Principles of Mathematical Analysis, Exercise 1.16 (here is a semi-duplicate, same question, but different emphasis):
Suppose $k \ge 3, x,y \in \mathbb{R}^k, | x-y |=d>0,$ and $r>0.$ Prove that if $ 2r>d,$ there are infinitely many $ z \in \mathbb{R}^k$ such that $$| z- x| =| z - y| = r. $$
On the one hand, the proof seems quite intuitive: If $2r > d$, then $x, y$, and $z$, seen as points, form a triangle in $\mathbb{R}^k$. The orbits of $z$ form a circle in the $\mathbb{R}^k$, and obviously the number of $z$ is infinite.
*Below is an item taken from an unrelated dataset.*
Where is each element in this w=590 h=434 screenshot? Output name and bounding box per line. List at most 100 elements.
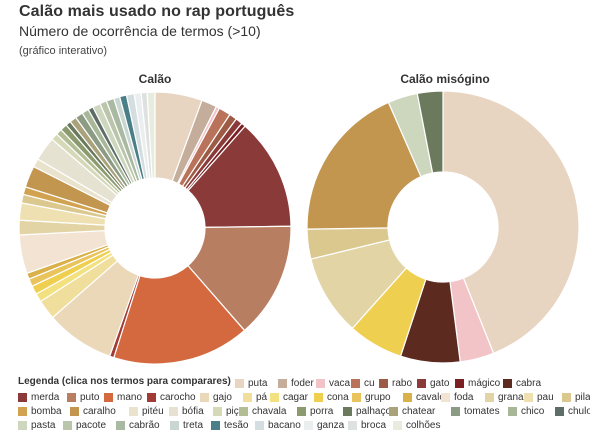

However when one simply takes the equation $| z- x | =| z - y| (= r)$ and computes, it turns out different:
Since $|z- x| =| z - y| $ and for any vector $w\in \mathbb{R}^k(k \geq 3)$ , $| w|^2=w^2$, we have: $$(z-x)^2=(z-y)^2,$$ hence $$z^2-2zx+x^2=z^2-2zy+y^2,$$ $$x^2-y^2=2z(x-y),$$ $$(x+y)(x-y)=2z(x-y),$$ since $x-y \neq 0$ (for $|x-y|>0$), we have $z=(x+y)/2$, which means $z$ is unique rather than infinitely many.
Any idea as to what went wrong above would be appreciated.